REGION Doppelkrise beim Düngemittelkonzern

Anklage gegen K + S erhoben - Hessen stoppt Pipelineplanung

19.02.16 - Dunkle Wolken über dem Düngemittelhersteller und größten Arbeitgeber in Osthessen:  dem Kasseler Konzern K+S werden aktuell sowohl illegale Abfallentsorgung als auch Vernichtung von Behördenakten vorgeworfen. Die Staatsanwaltschaft in Meiningen hat Anklage erhoben. Doch damit nicht genug: die Planungen für die Oberweserpipeline sind von der hessischen Landesregierung gestoppt worden.

Wir veröffentlichen aus diesem Anlass drei unterschiedliche Statements dazu im WORTLAUT: 

1) Dr. Walter Hölzel, Vorsitzender Werra-Weser-Anrainerkonferenz e.V.:

"Die K+S-Spitze und mutmaßliche Helfer in Thüringen sind wegen illegaler Abfallentsor­gung angeklagt - auch in Hessen werden schwere Vorwürfe erhoben. Offensichtlich als Ergebnis der Razzia vom September 2015 hat die Staatsanwaltschaft Meiningen Anklage wegen illegaler Abfallentsorgung erhoben. Im Visier der Strafverfolgungsbehörde stehen die K+S-Spitze und Mitarbeiter des Thüringer Landesbergamts. Es geht um die Verpressung von K+S-Abwässern in der Gerstunger Mulde, die nach Ansicht der Ankläger nicht genehmigungsfähig war. Aber auch Vorgänge in Hessen sind offenbar aufgedeckt worden. Die dort erhobenen Vorwürfe wiegen möglicherweise noch schwerer. Die Wirtschaftswoche berichtet in ihrer aktuellen Ausgabe von einem handfesten Wirtschaftsskandal. Mitarbeiter der K+S AG sollen sich mit Mitarbeitern des RP Kassel verbunden haben, um gemeinsam Akten der Behörde um unliebsame Bestandteile zu "säubern". Ziel soll es gewesen sein, den Gerichten keine für K+S nachteiligen Dokumente vorlegen zu müssen. Dies soll nicht die ehemalige Versenkung im thüringischen Gerstungen, sondern die in Hessen von der K+S Kali GmbH nach wie vor betriebene Verpressung ihrer Abwässer betreffen.
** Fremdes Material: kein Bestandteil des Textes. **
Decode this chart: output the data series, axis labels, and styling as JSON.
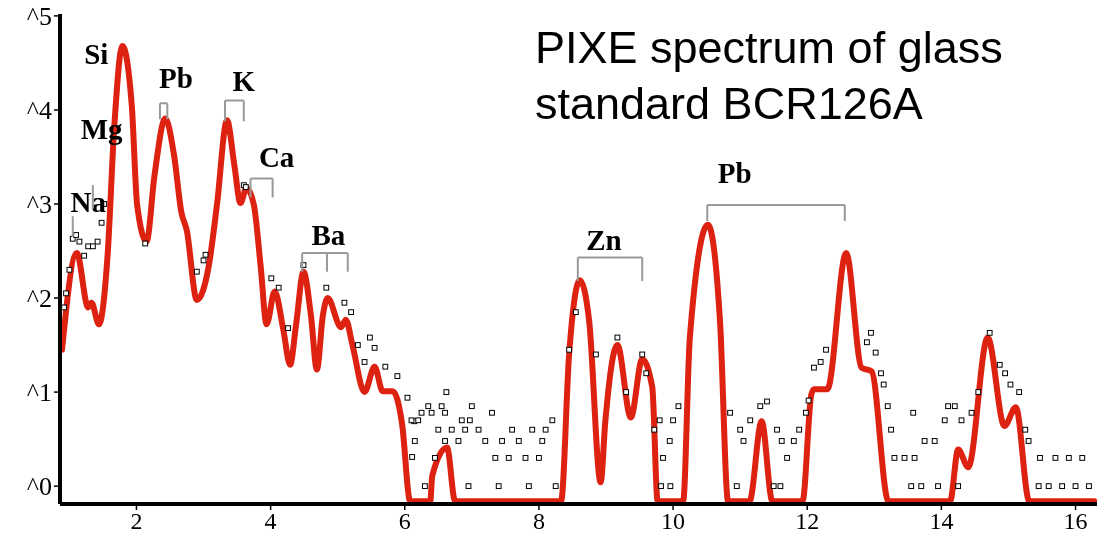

Die K+S-Rechtsanwälte sollen hierbei mitgewirkt haben. Damit wäre nicht nur ein hoher Schaden für die klagende Gemeinde Gerstungen entstanden und es wäre nicht nur das Recht gebrochen worden. Die von der Wirtschaftswoche beschriebenen Machen­schaften sind auch geeignet, das Vertrauen der Bürger in das Rechtssystem und in den Staat zu er­schüttern. Die Bürger müssen sich darauf verlassen können, dass sie vom Recht vor der Willkür der politisch oder wirtschaftlich Mächtigeren geschützt werden. Diese hohen Güter können nicht durch
noch so hohe Steuerzahlungen der K+S AG abgekauft werden.
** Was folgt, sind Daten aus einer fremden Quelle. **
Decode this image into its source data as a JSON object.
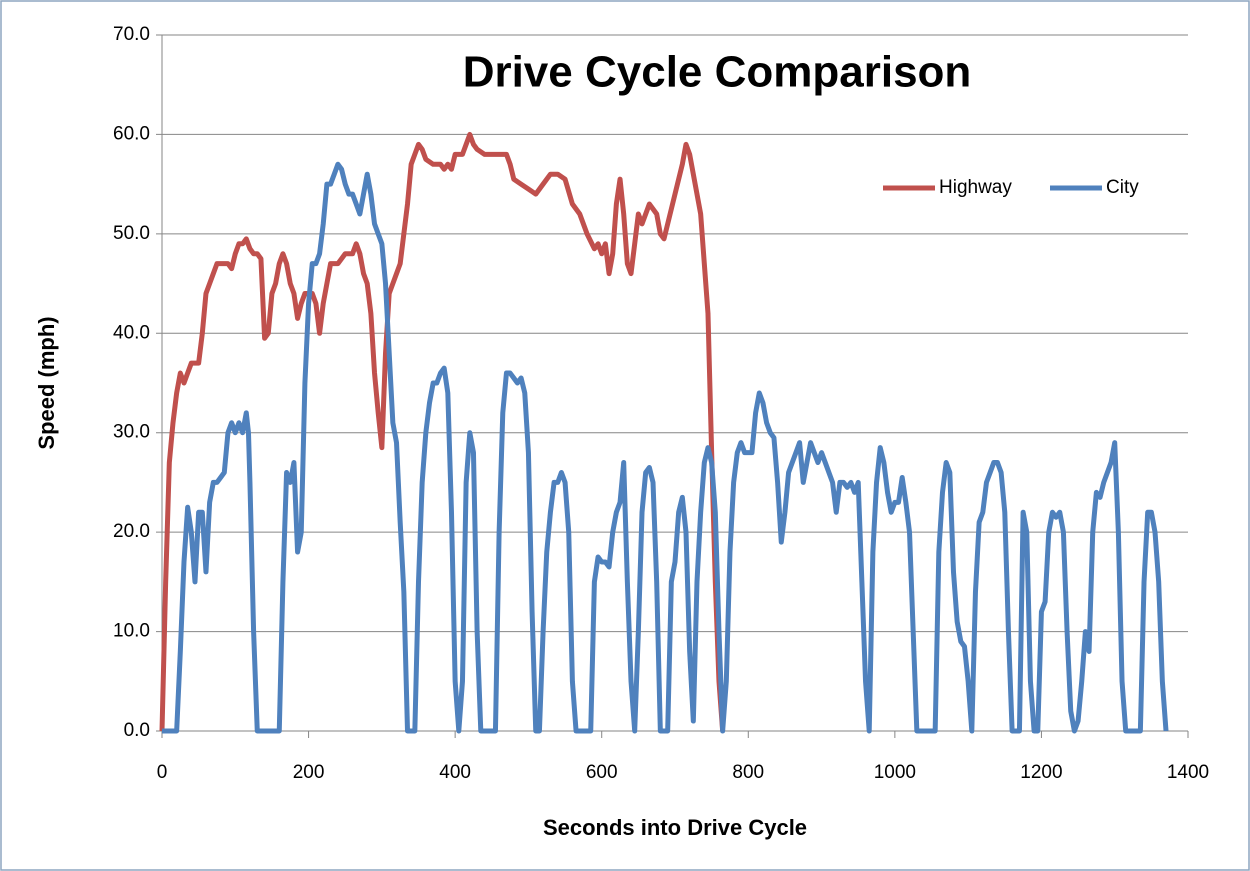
{
  "chart_data": {
    "type": "line",
    "title": "Drive Cycle Comparison",
    "x_label": "Seconds into Drive Cycle",
    "y_label": "Speed (mph)",
    "xlim": [
      0,
      1400
    ],
    "xticks": [
      0,
      200,
      400,
      600,
      800,
      1000,
      1200,
      1400
    ],
    "ylim": [
      0,
      70
    ],
    "yticks": [
      {
        "value": 0,
        "label": "0.0"
      },
      {
        "value": 10,
        "label": "10.0"
      },
      {
        "value": 20,
        "label": "20.0"
      },
      {
        "value": 30,
        "label": "30.0"
      },
      {
        "value": 40,
        "label": "40.0"
      },
      {
        "value": 50,
        "label": "50.0"
      },
      {
        "value": 60,
        "label": "60.0"
      },
      {
        "value": 70,
        "label": "70.0"
      }
    ],
    "grid": true,
    "legend": "top-right",
    "series": [
      {
        "name": "Highway",
        "color": "#c0504d",
        "x": [
          0,
          5,
          10,
          15,
          20,
          25,
          30,
          35,
          40,
          50,
          55,
          60,
          65,
          70,
          75,
          80,
          85,
          90,
          95,
          100,
          105,
          110,
          115,
          120,
          125,
          130,
          135,
          140,
          145,
          150,
          155,
          160,
          165,
          170,
          175,
          180,
          185,
          190,
          195,
          200,
          205,
          210,
          215,
          220,
          225,
          230,
          240,
          250,
          260,
          265,
          270,
          275,
          280,
          285,
          290,
          295,
          300,
          305,
          310,
          315,
          320,
          325,
          330,
          335,
          340,
          345,
          350,
          355,
          360,
          370,
          380,
          385,
          390,
          395,
          400,
          410,
          415,
          420,
          425,
          430,
          440,
          450,
          460,
          470,
          475,
          480,
          490,
          500,
          510,
          520,
          530,
          540,
          550,
          560,
          570,
          580,
          590,
          595,
          600,
          605,
          610,
          615,
          620,
          625,
          630,
          635,
          640,
          645,
          650,
          655,
          660,
          665,
          670,
          675,
          680,
          685,
          690,
          700,
          710,
          715,
          720,
          725,
          730,
          735,
          740,
          745,
          750,
          755,
          760,
          765
        ],
        "values": [
          0,
          15,
          27,
          31,
          34,
          36,
          35,
          36,
          37,
          37,
          40,
          44,
          45,
          46,
          47,
          47,
          47,
          47,
          46.5,
          48,
          49,
          49,
          49.5,
          48.5,
          48,
          48,
          47.5,
          39.5,
          40,
          44,
          45,
          47,
          48,
          47,
          45,
          44,
          41.5,
          43,
          44,
          44,
          44,
          43,
          40,
          43,
          45,
          47,
          47,
          48,
          48,
          49,
          48,
          46,
          45,
          42,
          36,
          32,
          28.5,
          38,
          44,
          45,
          46,
          47,
          50,
          53,
          57,
          58,
          59,
          58.5,
          57.5,
          57,
          57,
          56.5,
          57,
          56.5,
          58,
          58,
          59,
          60,
          59,
          58.5,
          58,
          58,
          58,
          58,
          57,
          55.5,
          55,
          54.5,
          54,
          55,
          56,
          56,
          55.5,
          53,
          52,
          50,
          48.5,
          49,
          48,
          49,
          46,
          48,
          53,
          55.5,
          52,
          47,
          46,
          49,
          52,
          51,
          52,
          53,
          52.5,
          52,
          50,
          49.5,
          51,
          54,
          57,
          59,
          58,
          56,
          54,
          52,
          47,
          42,
          28,
          15,
          5,
          0
        ]
      },
      {
        "name": "City",
        "color": "#4f81bd",
        "x": [
          0,
          20,
          25,
          30,
          35,
          40,
          45,
          50,
          55,
          60,
          65,
          70,
          75,
          80,
          85,
          90,
          95,
          100,
          105,
          110,
          115,
          118,
          120,
          125,
          130,
          160,
          165,
          170,
          175,
          180,
          185,
          190,
          195,
          200,
          205,
          210,
          215,
          220,
          225,
          230,
          235,
          240,
          245,
          250,
          255,
          260,
          265,
          270,
          275,
          280,
          285,
          290,
          295,
          300,
          305,
          310,
          315,
          320,
          325,
          330,
          335,
          345,
          350,
          355,
          360,
          365,
          370,
          375,
          380,
          385,
          390,
          395,
          400,
          405,
          410,
          415,
          420,
          425,
          430,
          435,
          455,
          460,
          465,
          470,
          475,
          480,
          485,
          490,
          495,
          500,
          505,
          510,
          515,
          520,
          525,
          530,
          535,
          540,
          545,
          550,
          555,
          560,
          565,
          585,
          590,
          595,
          600,
          605,
          610,
          615,
          620,
          625,
          630,
          635,
          640,
          645,
          650,
          655,
          660,
          665,
          670,
          675,
          680,
          690,
          695,
          700,
          705,
          710,
          715,
          720,
          725,
          730,
          735,
          740,
          745,
          750,
          755,
          760,
          765,
          770,
          775,
          780,
          785,
          790,
          795,
          800,
          805,
          810,
          815,
          820,
          825,
          830,
          835,
          840,
          845,
          850,
          855,
          860,
          865,
          870,
          875,
          880,
          885,
          890,
          895,
          900,
          905,
          910,
          915,
          920,
          925,
          930,
          935,
          940,
          945,
          950,
          955,
          960,
          965,
          970,
          975,
          980,
          985,
          990,
          995,
          1000,
          1005,
          1010,
          1015,
          1020,
          1025,
          1030,
          1055,
          1060,
          1065,
          1070,
          1075,
          1080,
          1085,
          1090,
          1095,
          1100,
          1105,
          1110,
          1115,
          1120,
          1125,
          1130,
          1135,
          1140,
          1145,
          1150,
          1155,
          1160,
          1170,
          1175,
          1180,
          1185,
          1190,
          1195,
          1200,
          1205,
          1210,
          1215,
          1220,
          1225,
          1230,
          1235,
          1240,
          1245,
          1250,
          1255,
          1260,
          1265,
          1270,
          1275,
          1280,
          1285,
          1290,
          1295,
          1300,
          1305,
          1310,
          1315,
          1335,
          1340,
          1345,
          1350,
          1355,
          1360,
          1365,
          1370
        ],
        "values": [
          0,
          0,
          8,
          17,
          22.5,
          20,
          15,
          22,
          22,
          16,
          23,
          25,
          25,
          25.5,
          26,
          30,
          31,
          30,
          31,
          30,
          32,
          30,
          25,
          10,
          0,
          0,
          15,
          26,
          25,
          27,
          18,
          20,
          35,
          43,
          47,
          47,
          48,
          51,
          55,
          55,
          56,
          57,
          56.5,
          55,
          54,
          54,
          53,
          52,
          54,
          56,
          54,
          51,
          50,
          49,
          45,
          38,
          31,
          29,
          21,
          14,
          0,
          0,
          15,
          25,
          30,
          33,
          35,
          35,
          36,
          36.5,
          34,
          22,
          5,
          0,
          5,
          25,
          30,
          28,
          10,
          0,
          0,
          20,
          32,
          36,
          36,
          35.5,
          35,
          35.5,
          34,
          28,
          12,
          0,
          0,
          10,
          18,
          22,
          25,
          25,
          26,
          25,
          20,
          5,
          0,
          0,
          15,
          17.5,
          17,
          17,
          16.5,
          20,
          22,
          23,
          27,
          15,
          5,
          0,
          10,
          22,
          26,
          26.5,
          25,
          15,
          0,
          0,
          15,
          17,
          22,
          23.5,
          20,
          8,
          1,
          15,
          22,
          27,
          28.5,
          27,
          22,
          10,
          0,
          5,
          18,
          25,
          28,
          29,
          28,
          28,
          28,
          32,
          34,
          33,
          31,
          30,
          29.5,
          25,
          19,
          22,
          26,
          27,
          28,
          29,
          25,
          27,
          29,
          28,
          27,
          28,
          27,
          26,
          25,
          22,
          25,
          25,
          24.5,
          25,
          24,
          25,
          15,
          5,
          0,
          18,
          25,
          28.5,
          27,
          24,
          22,
          23,
          23,
          25.5,
          23,
          20,
          10,
          0,
          0,
          18,
          24,
          27,
          26,
          16,
          11,
          9,
          8.5,
          5,
          0,
          14,
          21,
          22,
          25,
          26,
          27,
          27,
          26,
          22,
          10,
          0,
          0,
          22,
          20,
          5,
          0,
          0,
          12,
          13,
          20,
          22,
          21.5,
          22,
          20,
          10,
          2,
          0,
          1,
          5,
          10,
          8,
          20,
          24,
          23.5,
          25,
          26,
          27,
          29,
          20,
          5,
          0,
          0,
          15,
          22,
          22,
          20,
          15,
          5,
          0
        ]
      }
    ]
  }
}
Sollten die Vorwürfe zutreffen, stehen Prozessbetrug und mittelbare Falschbeurkundung im Raum. Es handelt sich dann um Straftaten von besonderer Schwere, wenn es um hohe Summen geht, wenn sich die Täter miteinander verbündet haben und wenn Amtsträger ihre Befugnisse missbraucht haben. Der Strafrahmen bewegt sich zwischen Geldstrafe und fünf Jahren Freiheitsstrafe. In schweren Fällen kann auch ein Betrug mit bis zu 10 Jahren, mindestens aber einem Jahr Freiheitsstrafe geahndet wer­den. Wir fordern die Landesregierung auf, zu überprüfen, ob die der K+S Kali GmbH erteilten Genehmigun­gen allein schon deshalb rechtswidrig sind, weil diese Genehmigungen im Hinblick auf die nunmehr bekannt gewordenen Sachverhalte möglicherweise durch Kollusion erwirkt oder durch unrichtige oder unvollständige Angaben erschlichen wurden. Solche Genehmigungen wären sofort zu widerrufen.
Die in Thüringen durchgeführten Ermittlungen gingen von einem solchen Szenario aus – dies führte nunmehr zur Anklage. Es dürfte im Hinblick auf die von der Wirtschaftswoche bekannt gemachten Umstände nicht fernliegen, dass diese Verhältnisse auch weitere in Hessen erteilte Erlaubnisse betref­fen könnten.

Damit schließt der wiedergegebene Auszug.